Tag Archives: Traverse City
I never fully realized the power that is within me to make a difference, until recently. Last summer, my daughter and I spent time with extraordinary people who were providing homes for orphans, feeding the hungry and curing the ill. They were all people we met while making a documentary about the change makers in our world – people who are making our planet a better place.
Our goal was to inspire and motivate others as to what they can do to make a difference in their own communities. Our goal was to cause a shift, in culture and in thought – from “what in it for me?” to “what can I do?” We’ve just begun to submit this documentary to film festivals and show sneak previews to small audiences but I can already tell that this film has affected change and the potential it has to move people to action.

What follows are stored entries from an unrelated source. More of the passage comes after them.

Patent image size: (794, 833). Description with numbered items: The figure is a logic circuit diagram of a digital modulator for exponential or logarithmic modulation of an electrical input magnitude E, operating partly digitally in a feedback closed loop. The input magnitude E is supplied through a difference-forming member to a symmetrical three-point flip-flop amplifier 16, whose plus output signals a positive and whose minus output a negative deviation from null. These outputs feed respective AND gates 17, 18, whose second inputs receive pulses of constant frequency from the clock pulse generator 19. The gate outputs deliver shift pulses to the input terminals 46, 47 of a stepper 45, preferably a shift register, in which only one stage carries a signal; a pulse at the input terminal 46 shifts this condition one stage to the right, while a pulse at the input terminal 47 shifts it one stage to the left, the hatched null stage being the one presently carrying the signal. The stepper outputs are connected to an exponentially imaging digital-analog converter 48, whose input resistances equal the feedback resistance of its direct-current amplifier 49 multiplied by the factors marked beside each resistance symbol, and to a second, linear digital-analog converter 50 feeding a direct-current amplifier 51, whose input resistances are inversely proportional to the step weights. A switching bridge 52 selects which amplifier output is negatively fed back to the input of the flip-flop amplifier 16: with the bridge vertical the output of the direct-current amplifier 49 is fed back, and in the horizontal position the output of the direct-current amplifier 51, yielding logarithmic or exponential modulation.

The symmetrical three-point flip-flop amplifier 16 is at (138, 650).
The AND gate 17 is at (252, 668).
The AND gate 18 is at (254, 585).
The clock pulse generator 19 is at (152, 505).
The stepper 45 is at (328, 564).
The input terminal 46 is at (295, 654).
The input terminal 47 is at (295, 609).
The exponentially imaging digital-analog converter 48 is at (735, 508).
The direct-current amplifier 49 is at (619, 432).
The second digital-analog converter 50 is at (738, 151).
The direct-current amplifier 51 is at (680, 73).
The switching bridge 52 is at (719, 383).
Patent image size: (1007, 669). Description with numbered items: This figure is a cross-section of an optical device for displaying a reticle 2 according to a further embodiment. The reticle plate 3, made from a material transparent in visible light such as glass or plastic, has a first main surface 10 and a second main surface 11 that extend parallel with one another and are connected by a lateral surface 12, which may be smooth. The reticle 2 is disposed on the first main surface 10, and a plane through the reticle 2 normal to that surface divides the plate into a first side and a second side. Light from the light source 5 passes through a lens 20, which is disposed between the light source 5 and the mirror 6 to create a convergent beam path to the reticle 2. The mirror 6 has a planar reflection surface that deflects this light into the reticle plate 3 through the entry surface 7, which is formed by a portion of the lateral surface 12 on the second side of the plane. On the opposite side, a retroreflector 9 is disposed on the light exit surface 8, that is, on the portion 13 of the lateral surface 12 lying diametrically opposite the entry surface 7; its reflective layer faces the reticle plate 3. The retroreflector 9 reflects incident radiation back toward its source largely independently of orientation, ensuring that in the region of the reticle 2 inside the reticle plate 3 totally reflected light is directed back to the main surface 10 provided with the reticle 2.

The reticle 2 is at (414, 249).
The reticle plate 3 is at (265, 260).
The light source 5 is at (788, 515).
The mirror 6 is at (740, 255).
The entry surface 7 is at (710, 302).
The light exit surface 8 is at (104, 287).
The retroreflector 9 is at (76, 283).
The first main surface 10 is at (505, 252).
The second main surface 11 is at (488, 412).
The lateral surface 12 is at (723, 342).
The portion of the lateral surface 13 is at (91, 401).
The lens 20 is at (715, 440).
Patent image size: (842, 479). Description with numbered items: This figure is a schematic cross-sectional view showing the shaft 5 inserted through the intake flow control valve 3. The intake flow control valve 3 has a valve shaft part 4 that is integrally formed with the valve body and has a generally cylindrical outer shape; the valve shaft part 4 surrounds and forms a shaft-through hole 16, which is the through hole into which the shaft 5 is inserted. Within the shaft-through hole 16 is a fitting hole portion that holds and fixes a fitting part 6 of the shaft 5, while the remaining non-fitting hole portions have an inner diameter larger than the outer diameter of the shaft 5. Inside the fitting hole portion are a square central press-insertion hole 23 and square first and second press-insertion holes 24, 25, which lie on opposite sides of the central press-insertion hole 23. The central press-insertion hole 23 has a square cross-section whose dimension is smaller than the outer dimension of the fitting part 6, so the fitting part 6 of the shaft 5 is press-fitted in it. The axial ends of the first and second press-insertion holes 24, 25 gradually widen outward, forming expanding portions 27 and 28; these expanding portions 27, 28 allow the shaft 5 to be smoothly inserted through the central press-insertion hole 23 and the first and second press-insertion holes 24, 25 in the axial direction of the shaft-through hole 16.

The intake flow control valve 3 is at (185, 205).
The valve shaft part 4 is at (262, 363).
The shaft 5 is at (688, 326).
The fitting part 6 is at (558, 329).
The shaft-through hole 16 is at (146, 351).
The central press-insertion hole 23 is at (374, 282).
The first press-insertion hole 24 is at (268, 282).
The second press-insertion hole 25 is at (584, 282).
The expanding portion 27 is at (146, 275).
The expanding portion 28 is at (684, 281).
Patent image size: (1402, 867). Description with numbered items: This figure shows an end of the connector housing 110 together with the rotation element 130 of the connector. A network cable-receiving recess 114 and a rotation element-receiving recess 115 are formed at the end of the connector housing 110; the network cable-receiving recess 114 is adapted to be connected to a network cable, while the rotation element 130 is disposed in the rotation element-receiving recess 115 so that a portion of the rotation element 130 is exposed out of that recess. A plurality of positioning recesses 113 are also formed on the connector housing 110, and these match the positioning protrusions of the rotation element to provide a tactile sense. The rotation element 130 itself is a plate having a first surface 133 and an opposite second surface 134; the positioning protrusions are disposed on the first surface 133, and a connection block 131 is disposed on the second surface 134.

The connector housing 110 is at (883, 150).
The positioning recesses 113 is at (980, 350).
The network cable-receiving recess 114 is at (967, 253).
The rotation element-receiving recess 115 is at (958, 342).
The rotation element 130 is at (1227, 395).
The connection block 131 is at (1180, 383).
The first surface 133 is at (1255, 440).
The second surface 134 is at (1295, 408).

From our first sneak preview at the beautiful State Theater in Traverse City, MI to a recent screening at MIS in Sao Paulo, Brazil, I feel the energy in the room and the collective desire to strive for a better world. I feel the power of film and the power within me as a storyteller and filmmaker. I feel the time for this film is now and that people are hungry for hope.
Many documentaries take the critical point of view and certainly have more conflict. Opening Our Eyes is different from other docs in that it shines a light on what IS being done to create positive change by individuals all over the world. Somehow by showing the small acts, this film makes all of us believe that we can create change as well. It empowers us to believe in the possibilities and gives us the hope we seem to be yearning for these days.
When I first conceived of the idea for this film, inspired by friend and neighbor Maggie Doyne, I was looking for some positive hope myself. I was tired of listening to the hundreds of “experts” on TV talking and all of them needing to be “right” – and nothing was getting any better. That was long before the Arab Spring and the Occupy movements. What I was sensing was the rest of the world was feeling the same way I was and decided to do something about it.
Time will tell if the film continues to create awareness and moves people to action, but at least I’m hopeful again.
We can’t do it without your help.
Yesterday morning, Opening Our Eyes was screened for the first time. It was perfect in every way.
We had picked the State Theater in Traverse City, MI for a few reasons:
- Our only two North American subjects were from Michigan
- I had a lot of family in Traverse City and I knew they could get the word out and fill seats
- The State Theater is a beautifully renovated theater with state of the art facilities and an old fashioned marquee to top it off
- Traverse City is a beautiful place to be in the summer because of all the water around it
The night before the screening, Erin, Tom and I and our friend and executive producer, Angel Burns went down to the theater to take some pictures of it. There it was on the marquee – right under MIDNIGHT IN PARIS – OPENING OUR EYES– A SNEAK PREVIEW – SUNDAY 9AM. There it was, sharing the billing with one of my favorite recent films. Night theater ErinMVI_0178 As soon as the 10 o’clock showing of Midnight in Paris went in – a 3-man crew started taking down the letters and putting up new ones.
It took them some time but letter by letter up it went. But it was when they started putting up our names that an incredible feeling went through my body. I had done it. I did what I set out to do.
The next morning, I was full of nerves. It has been a long time coming and the day had arrived. My Aunt Ike and cousin Rene had spread the word through town amongst friends, family, co-workers. There was a family reunion also planned that weekend and all those people had come. Angel was outside talking to folks who were looking at the poster of what was playing at the upcoming Traverse City Film Festival next week, and invited them. All in all, I think there were about 150-175 people – not bad for a Sunday morning in a town with a lot going on.
As the curtain went up – yes, a beautiful classic red curtain -and the movie began, it was almost surreal. Even though I had seen this film a hundred times – it was the first time I watched it as a movie – with popcorn and all. But I think the best part was the Q&A when a man stood up to ask a question. He said “Thank you for making this film. It has changed my life”. He had been someone Angel had talked to outside. He hadn’t even intended to go see a movie that morning. That was a big moment for me.
On to Detroit on Thursday, for our next sneak preview. It won’t be as grand as the first screening – because the first one’s are always the most special – but our two subjects Marian and Maureen will be there. Can’t wait.